Investigators also collected the victim’s internal examination records. “We found that she had scored 92 marks in the examination she wrote that day. That helped rule out any theory that she had taken her own life because the exam had gone badly,” Hegde said.
Piece by piece, investigators constructed a case designed to withstand judicial scrutiny.
The prosecution argued that no single item of evidence stood alone. Instead, each component reinforced the others. Witness statements pointed investigators towards the suspects. Recoveries connected them to the victim. Medical evidence established sexual assault and homicide. DNA evidence physically linked the accused to the crime. Injuries on the accused supported the theory that the victim had resisted.
Viewed together, prosecutors argued, the evidence formed an unbroken chain that left little room for any alternative explanation.
Conviction and death sentence
On January 3, 2020, Principal District and Sessions Judge Umesh M Adiga of the Chikkamagaluru Sessions Court convicted Pradeep M and Santhosh R for gang rape, murder, theft, and destruction of evidence.
The court held that the prosecution had successfully established a complete chain of circumstantial, medical, and scientific evidence linking both accused to the crime, adding that the investigation had no lapses.
In its judgment, the court described the offence as exceptionally brutal. It also observed that the victim, who had attended her college examination that day, had her “colourful dreams” destroyed by the actions of the accused.
The judgment noted that she was sexually assaulted, strangulated, and smothered before her body was thrown into an abandoned well in an attempt to conceal the crime. “The acts of accused was brutal, shocking, heinous, grotesque, diabolical, revolting or dastardly manner,” the court observed.
The court further stated that the crime had not only devastated the victim’s family but had also generated fear among women and girls travelling through isolated areas.

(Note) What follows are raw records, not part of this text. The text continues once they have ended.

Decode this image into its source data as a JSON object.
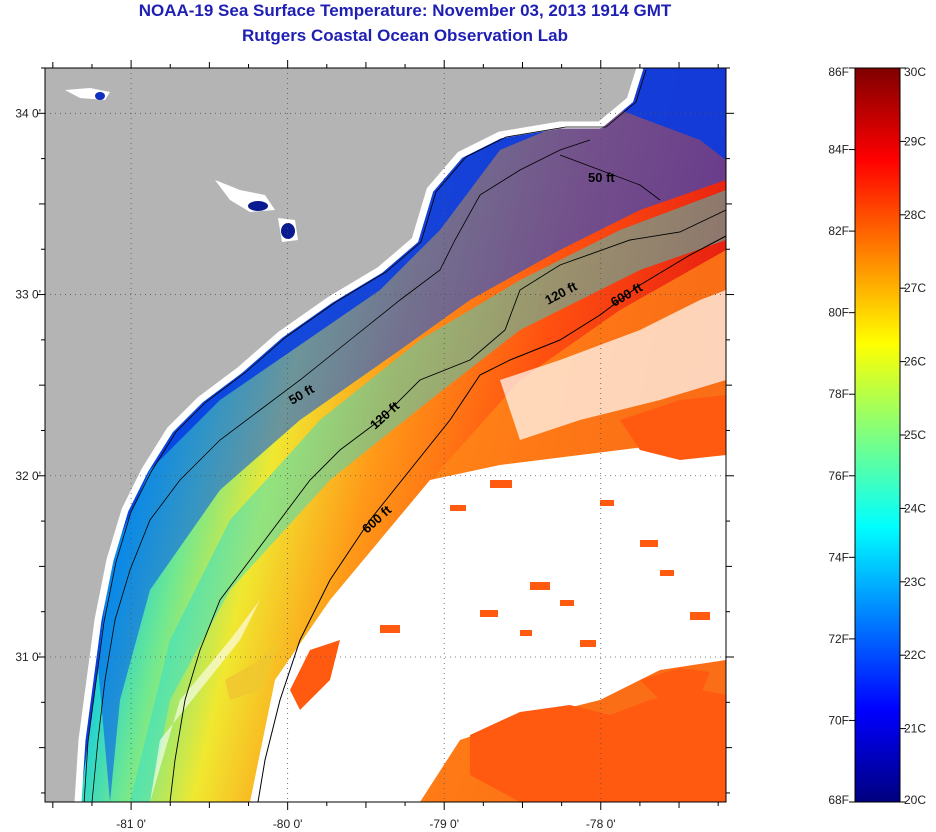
{
  "title": {
    "line1": "NOAA-19 Sea Surface Temperature:  November 03, 2013 1914 GMT",
    "line2": "Rutgers Coastal Ocean Observation Lab"
  },
  "map": {
    "lon_range": [
      -81.55,
      -77.2
    ],
    "lat_range": [
      30.2,
      34.25
    ],
    "x_ticks": [
      {
        "value": -81,
        "label": "-81 0'"
      },
      {
        "value": -80,
        "label": "-80 0'"
      },
      {
        "value": -79,
        "label": "-79 0'"
      },
      {
        "value": -78,
        "label": "-78 0'"
      }
    ],
    "y_ticks": [
      {
        "value": 34,
        "label": "34 0'"
      },
      {
        "value": 33,
        "label": "33 0'"
      },
      {
        "value": 32,
        "label": "32 0'"
      },
      {
        "value": 31,
        "label": "31 0'"
      }
    ],
    "grid": "dotted",
    "land_color": "#b4b4b4",
    "cloud_color": "#ffffff",
    "contours": [
      {
        "label": "50 ft"
      },
      {
        "label": "50 ft"
      },
      {
        "label": "120 ft"
      },
      {
        "label": "120 ft"
      },
      {
        "label": "600 ft"
      },
      {
        "label": "600 ft"
      }
    ]
  },
  "colorbar": {
    "fahrenheit_labels": [
      "86F",
      "84F",
      "82F",
      "80F",
      "78F",
      "76F",
      "74F",
      "72F",
      "70F",
      "68F"
    ],
    "celsius_labels": [
      "30C",
      "29C",
      "28C",
      "27C",
      "26C",
      "25C",
      "24C",
      "23C",
      "22C",
      "21C",
      "20C"
    ],
    "range_f": [
      68,
      86
    ],
    "range_c": [
      20,
      30
    ],
    "colors": [
      "#00007f",
      "#0000ff",
      "#007fff",
      "#00ffff",
      "#7fff7f",
      "#ffff00",
      "#ff7f00",
      "#ff0000",
      "#7f0000"
    ]
  }
}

Finding that the possibility of reformation appeared remote and treating the case as falling within the ‘rarest of rare’ category, the sessions court sentenced both accused to death for murder under Section 302 read with Section 34 of the Indian Penal Code. They were also sentenced to 25 years of rigorous imprisonment for gang rape, along with separate sentences for theft and destruction of evidence.
As required by law, the death sentence was referred to the Karnataka High Court for confirmation. However, it has remained pending for the past six years.
For Hegde, however, the significance of the case lies beyond the sentence. Had investigators accepted the assumptions that emerged on the day the body was found, the truth may never have surfaced.